La consecuencia de aceptar el marco cultural de la izquierda, a la que nos viene acostumbrando la derecha, supone aceptarse a sí misma como un paréntesis -generalmente breve- entre los más amplios periodos de gobierno de sus rivales; además de reducir su equipaje político a lo que en términos militares ocurre con el valor, que se le supone a cualquier soldado, por lo mismo que la eficaz gestión de la economía se le debería presumir a cualquier partido político (una y otra cualidad no siempre son ciertas, como ya conocemos sobradamente).

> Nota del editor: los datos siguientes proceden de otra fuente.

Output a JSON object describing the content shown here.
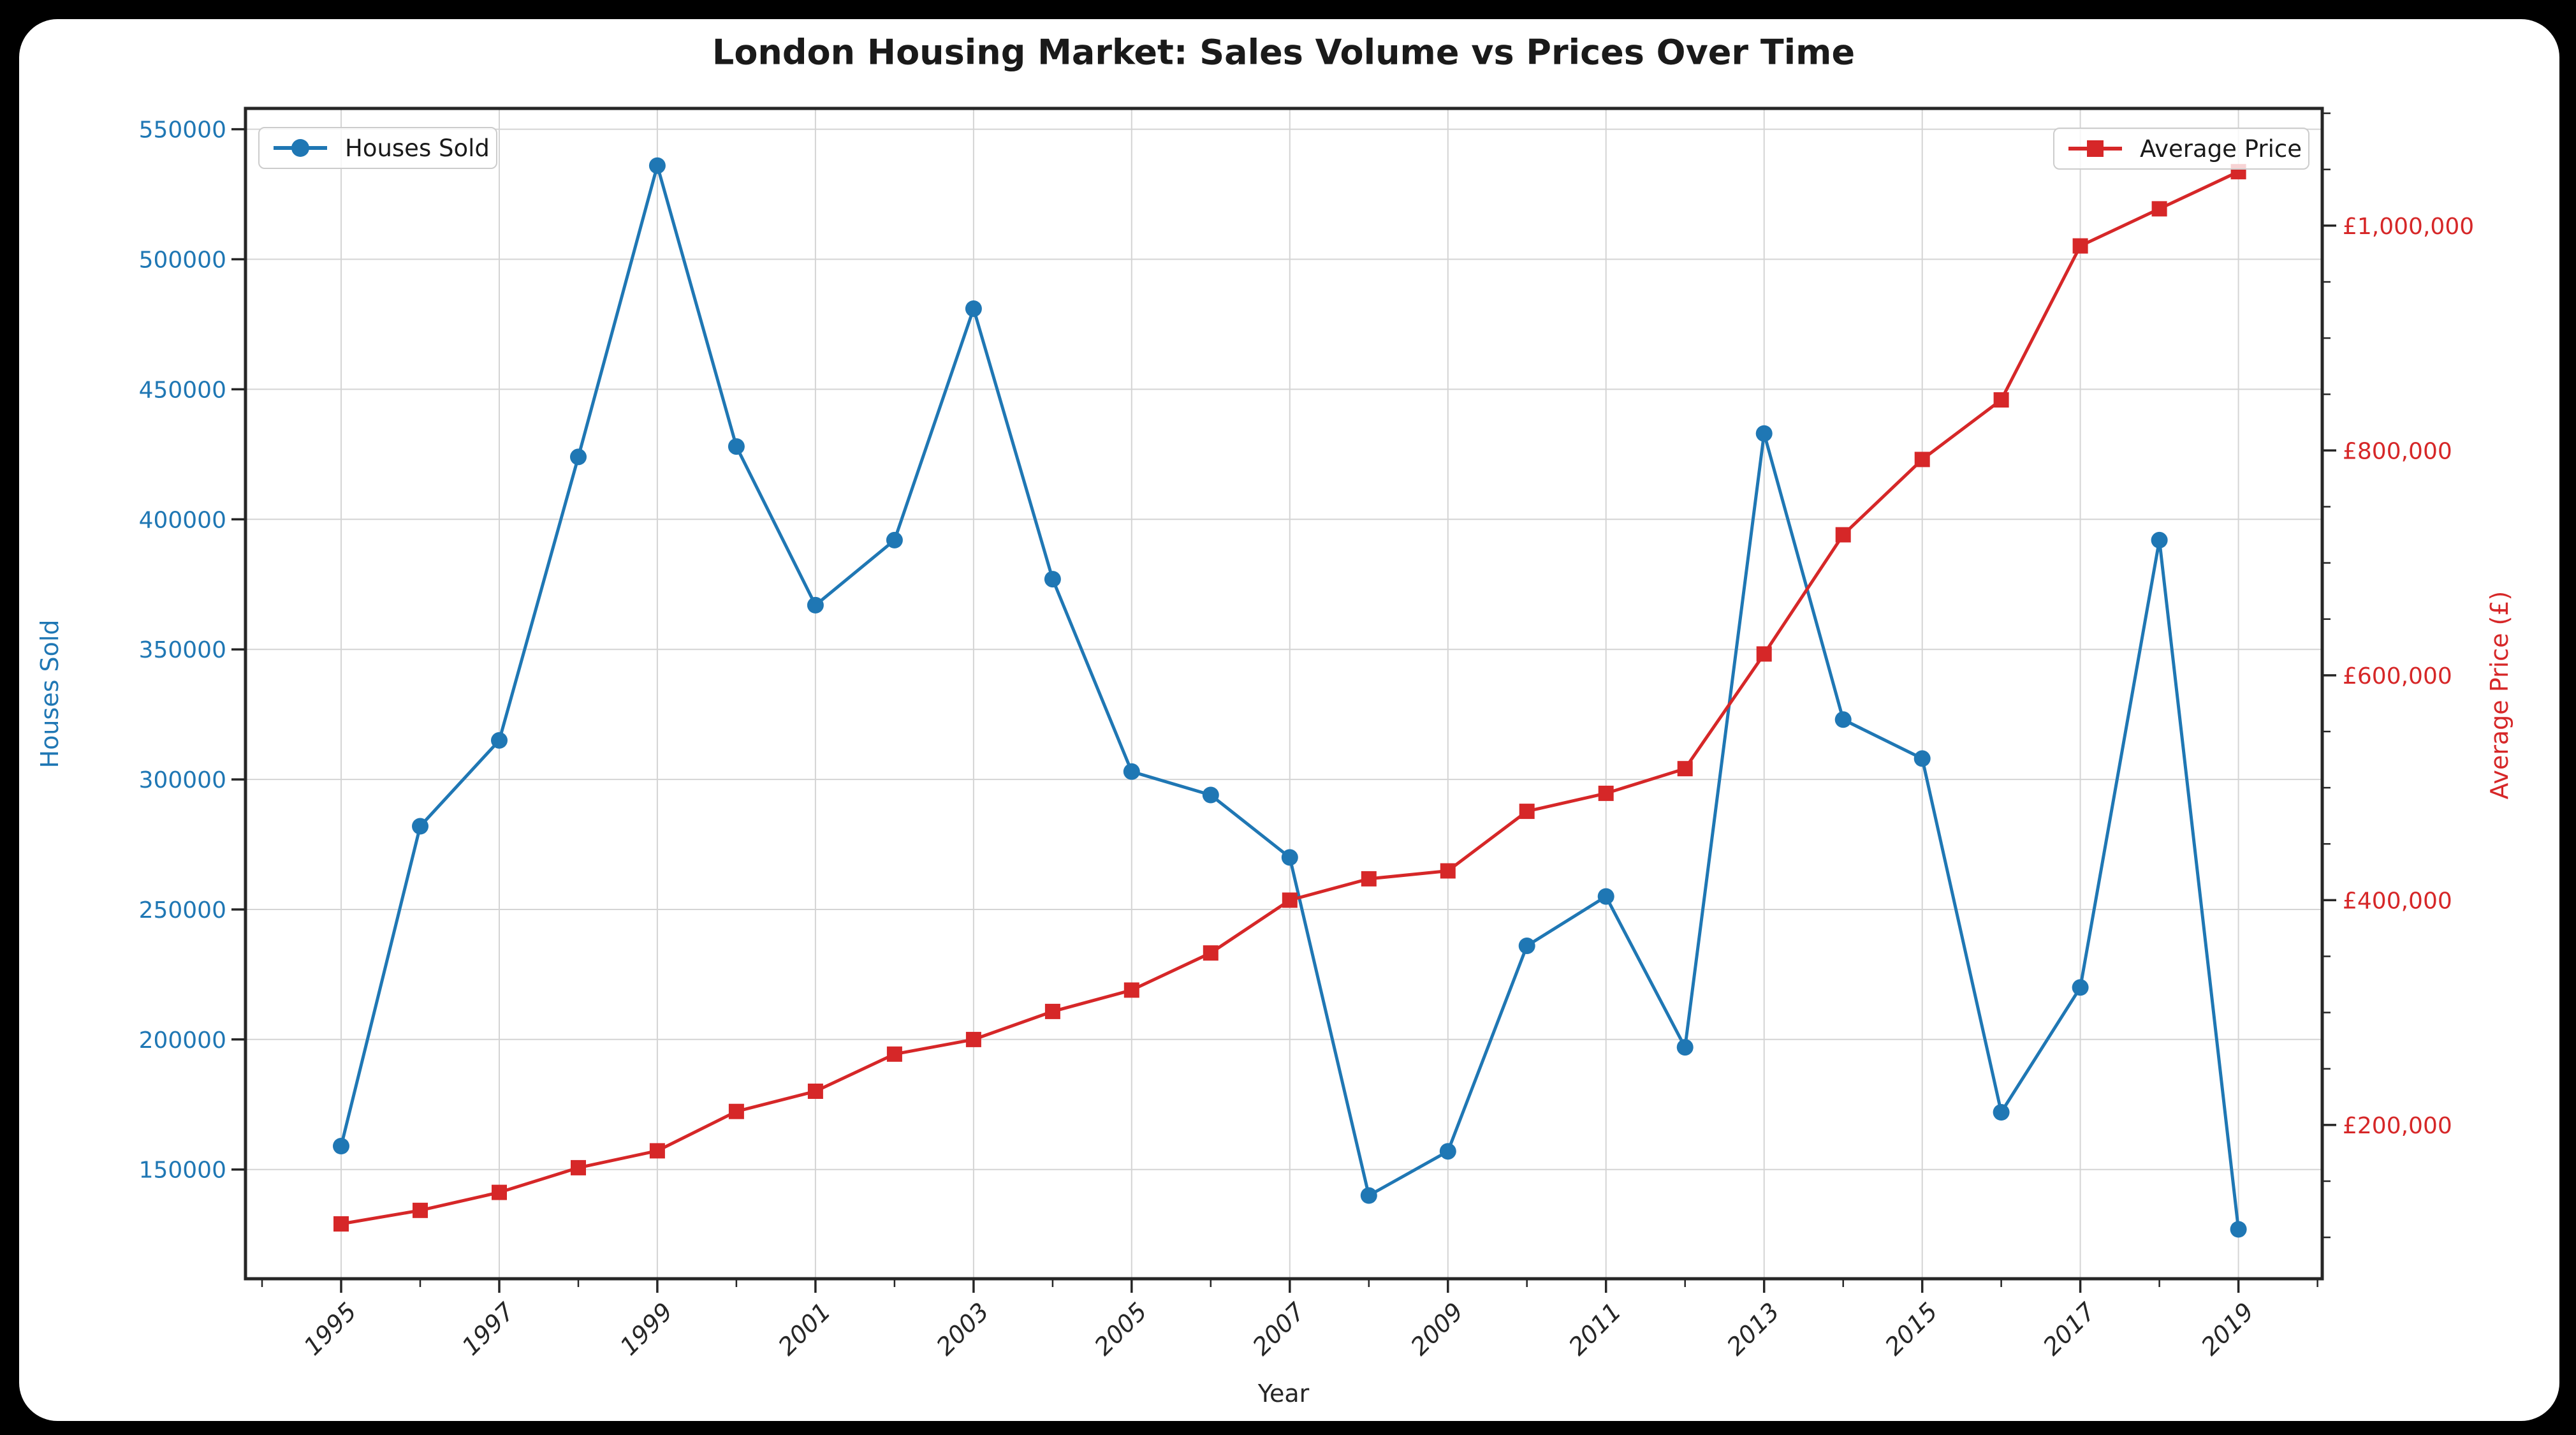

Pero no cabe atribuir a la derecha la entera responsabilidad por esta evidente deficiencia. Como también advierten los citados escritores, la renuncia es ante todo y sobre todo consecuencia de una sociedad que prefiere recorrer otros caminos antes de comprometerse, siquiera en corta medida, en contribuir a la formación del espacio público: una sociedad que no es civil porque evita organizarse y que considera que la democracia consiste únicamente en votar los días en que se abren los colegios electorales.
Pero la ciudadanía es otra cosa, no simplemente el nombre que adjudícanos a las personas de una comunidad que cuentan con el derecho de voto. La ciudadanía, organizada en grupos cívicos (asociaciones, fundaciones, centros de opinión, ateneos… y por qué no, también partidos políticos), es a la que incumbe buena parte de la responsabilidad de ofrecer esa alternativa cultural y exigirla a nuestros políticos.
Un compromiso que tenemos con la sociedad de la que formamos parte. Una tarea que -siquiera no resulte jurídicamente exigible- no admite dispensa de su obligatoriedad moral.